Renegotiation
The TLSv1.3 protocol eliminated renegotiation. The information in this
section is only applicable to TLSv1.2 and earlier protocol versions.
Starting a new handshake negotiation inside of an existing secure session is called renegotiation. There are two properties that determine System SSL/TLS renegotiation characteristics.
The SSL and TLS protocol architecture as defined by their base RFCs contain a flaw with renegotiation. The protocols fail to provide cryptographic verification that a session renegotiation is linked to the existing secure session. Supplemental RFC 5746 defines an optional extension to the base protocols to correct the issue.
Since RFC 5746 is an addition to a previously defined protocol, not all SSL/TLS implementations currently support it. Some SSL/TLS implementations have not or cannot be updated to support RFC 5746. To allow for business continuity/interoperability during various stages of the transition, two renegotiation properties exist to specify the renegotiation mode.
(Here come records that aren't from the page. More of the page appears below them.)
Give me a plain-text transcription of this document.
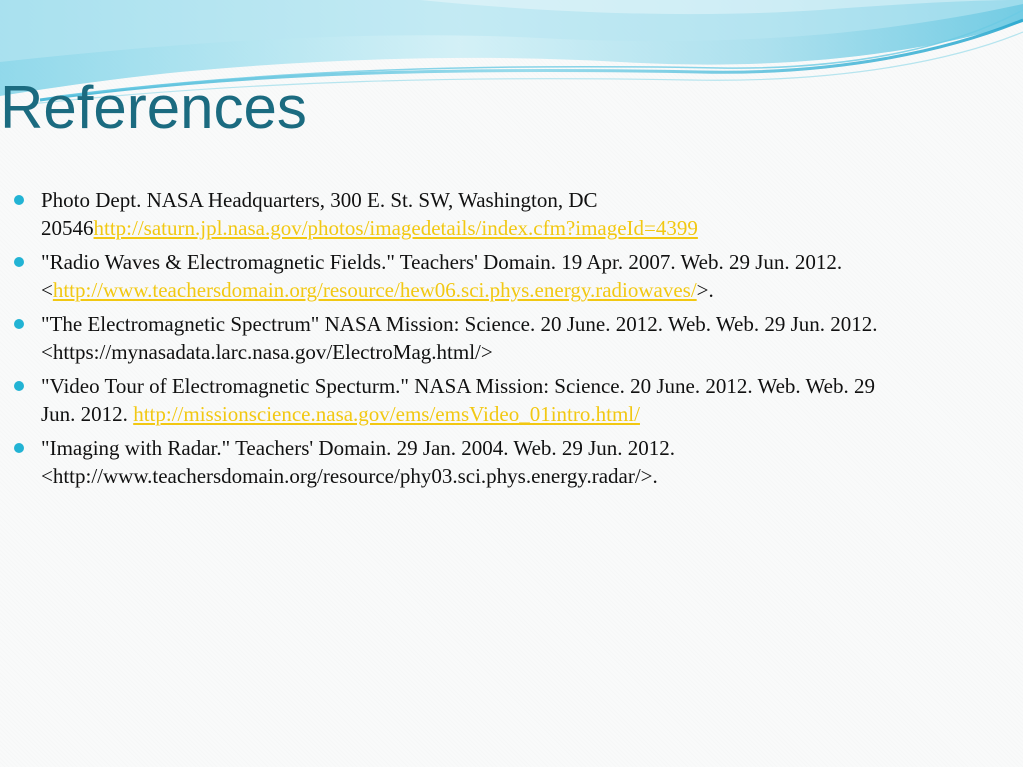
References
Photo Dept. NASA Headquarters, 300 E. St. SW, Washington, DC 20546http://saturn.jpl.nasa.gov/photos/imagedetails/index.cfm?imageId=4399
"Radio Waves & Electromagnetic Fields." Teachers' Domain. 19 Apr. 2007. Web. 29 Jun. 2012. <http://www.teachersdomain.org/resource/hew06.sci.phys.energy.radiowaves/>.
"The Electromagnetic Spectrum" NASA Mission: Science. 20 June. 2012. Web. Web. 29 Jun. 2012. <https://mynasadata.larc.nasa.gov/ElectroMag.html/>
"Video Tour of Electromagnetic Specturm." NASA Mission: Science. 20 June. 2012. Web. Web. 29 Jun. 2012. http://missionscience.nasa.gov/ems/emsVideo_01intro.html/
"Imaging with Radar." Teachers' Domain. 29 Jan. 2004. Web. 29 Jun. 2012. <http://www.teachersdomain.org/resource/phy03.sci.phys.energy.radar/>.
SSL/TLS Renegotiation Mode
The System SSL/TLS default requires RFC 5746
semantics are used for all renegotiated handshakes. The default mode can be changed with option
renegotiation on the System Service Tools (SST) Advanced Analysis command
SSLCONFIG.
The mode can be set to allow all unsecure renegotiations
or to allow only abbreviated unsecure renegotiations. Use these modes
only after careful consideration. SSLCONFIG option -h displays
the help panel that describes how to set the SSL/TLS renegotiation mode
A mode exists to disable all peer initiated handshake renegotiation. This mode prevents secure (RFC 5746 semantics) and unsecure renegotiation. This mode can result in interoperability issues for applications that require the use of renegotiation. Locally initiated secure renegotiation such as gsk_secure_soc_misc() is still allowed in this mode.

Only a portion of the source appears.